Amacım misyonumuzu tamamlamak.
Buğday Tanesi filminin 2’si de çekilecek mi?
Hedeflerimden biri de bu aslında. Engelli vali, büyükelçi, bakan, bakanlık… Onların anılarıyla Buğday Tanesi 2’yi Hollywood’la beraber yapıp, Türk demokrasisi ve insan haklarının geldiği yeri dünyaya göstermek istiyorum. Dizi teklifleri de geliyor ama benim amacım paranın peşinde olmak değil, amacım misyonumuzu tamamlamak. Buğday Tanesi Vakfı’nda çalışmalarımız hızla devam ediyor. Tayvan Hükümeti’ne aldığımız 5 milyon dolar hibeyi Gaziantep’te, büyükşehirimizin de desteğiyle hibe ettik ve Ortez Protez Merkezi’ni açtık. Depremde engelli kalan 12 bin kişinin eli ayağı yapılıyor şu anda orada. Kocaeli Büyükşehir’imize de Buğday Tanesi Engelsiz Yaşam Köyü’nü yaptık. 10 Nisan’da Avrupa Parlamentosu ve Senatörsü tarafından Fahri Senatör oldum. Nobel’e aday yazdılar. Oradan da hibe projemiz kapsamında çalışma yapıyoruz. Engelli Rehabilitasyon ve Yaşlı Yaşam Merkezleri’ni Türkiye ve dünyamızda kurmak, 81 ilimizde buna hayata geçirmek istiyorum öncelikle. Akabinde de hazineyle, arazi noktasına protokol yaparak ve binaların projesini yaparak bütün Türkiye’de insanların hizmetine sunmak istiyorum. Engellilerle ilgili yaşlı ve engelli otel konsepti merkezler kurmak istiyorum. Çünkü ülkemde 10 milyon engelli var. Yaşlı nüfus da 10 milyon.

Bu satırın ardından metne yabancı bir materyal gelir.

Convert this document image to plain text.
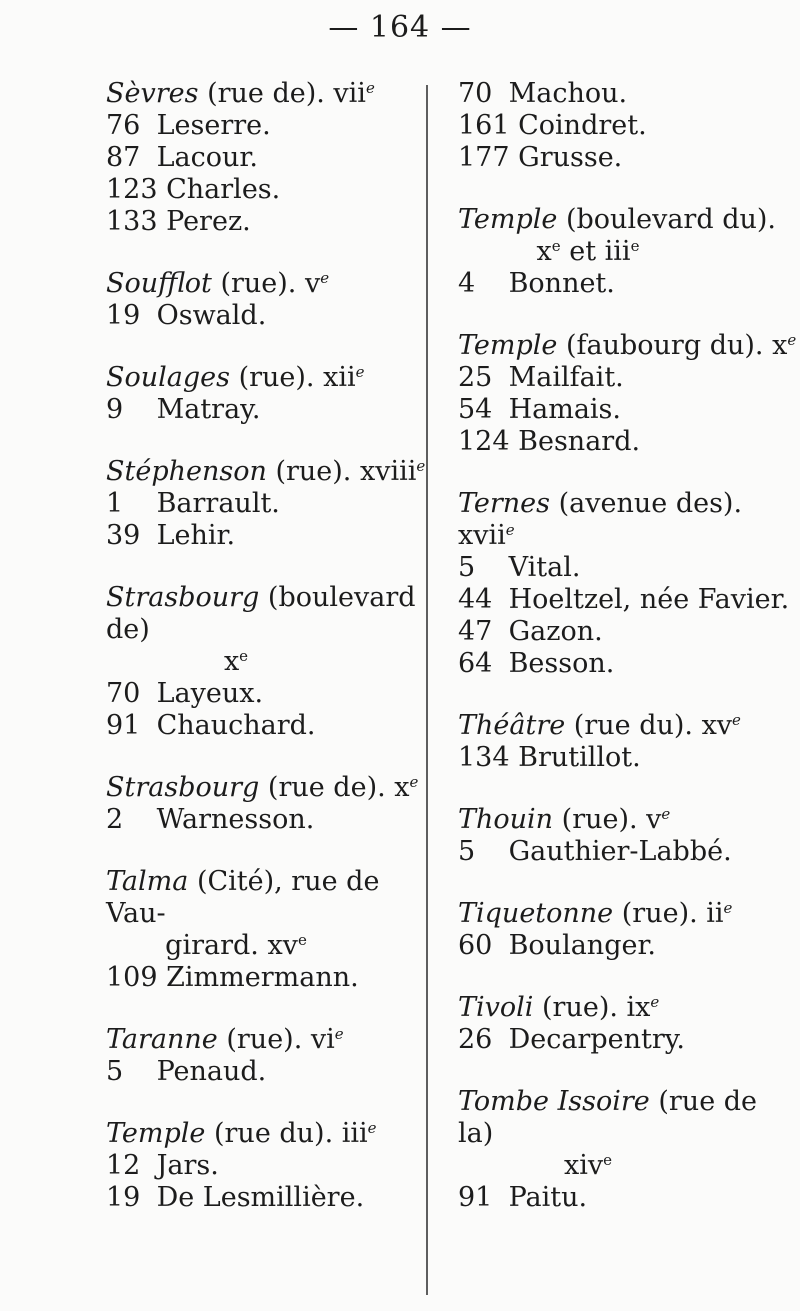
— 164 —
Sèvres (rue de). vii$^e$
76 Leserre.
87 Lacour.
123 Charles.
133 Perez.
Soufflot (rue). $v^e$
19 Oswald.
Soulages (rue). xii$^e$
9 Matray.
Stéphenson (rue). xviii$^e$
1 Barrault.
39 Lehir.
Strasbourg (boulevard de)
$x^e$
70 Layeux.
91 Chauchard.
Strasbourg (rue de). $x^e$
2 Warnesson.
Talma (Cité), rue de Vau-
girard. $xv^e$
109 Zimmermann.
Taranne (rue). $vi^e$
5 Penaud.
Temple (rue du). iii$^e$
12 Jars.
19 De Lesmillière.
70 Machou.
161 Coindret.
177 Grusse.
Temple (boulevard du).
$x^e$ et iii$^e$
4 Bonnet.
Temple (faubourg du). $x^e$
25 Mailfait.
54 Hamais.
124 Besnard.
Ternes (avenue des). xvii$^e$
5 Vital.
44 Hoeltzel, née Favier.
47 Gazon.
64 Besson.
Théâtre (rue du). $xv^e$
134 Brutillot.
Thouin (rue). $v^e$
5 Gauthier-Labbé.
Tiquetonne (rue). $ii^e$
60 Boulanger.
Tivoli (rue). $ix^e$
26 Decarpentry.
Tombe Issoire (rue de la)
xiv$^e$
91 Paitu.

İnsanlar artık evlenmiyor, yalnızlaşıyor, çocuk yapmıyor. 2050 yılında Türkiye’nin yüzde 50’si yaşlanmış olacak. Gelecek endişesi yaşamasın insanlar, bu yüzden bu merkezleri hayata geçirmek istiyorum.
Dünyada bir buçuk milyar engel var. Buğday Tanesi Vakfı’mızın da bir buçuk milyar doğal üyesi vardır.
15 gün önce Vatikan’da Papa Fransua ile bir araya geldim.
Hem insanın barışa ihtiyacı olduğunu, kan ve gözyaşı, savaş ortamının bitmesi gerektiğini, insanların ölmemesi gerektiğini, engelli kalmaması gerektiğini anlattım. Dünya’da engelli ve yaşlı refah bakanlığı bütün dünyanın kurmasını söyledim.
Benim amacım Türkiye bu bakanlığı ilk defa kursun, dünyaya örnek olsun. Sayın Özgür Özel Engelliler haftasında bir açıklama yapmış. “Engeller Bankanı’nı kuracağız” diye. Bütün partilerimiz destek oluyorlar. Hatta kanun teklifleri veriyorlar. Bunu oluşturalım insanlık için, geleceğimiz için. Çünkü biz bugün varız, yarın yokuz.
Engelli bölge müdürümüz oldu. Engelli daire başkanımız oldu. İşte bir bir bunları kırıyoruz. Kimse engellinden dolayı geri kalmasın.
Buğday Tanesi kitabımızın üserinde de yazdığı gibi: “Yere düştüğünde değil, vazgeçtiğinde kaybedersin!”
Adınızı bir yere verilsin ister misiniz?
Ben ismimin verilmesini hiçbir zaman istemiyorum. Yaşarken ve ölürken aileme de vasiyetimir. Sarkan Bayram isminin hiçbir yere verilmesini istemiyorum. Buğday Tanesi bir misyondur. Bu misyon için Buğday Tanesi ismi her yere verilebilir.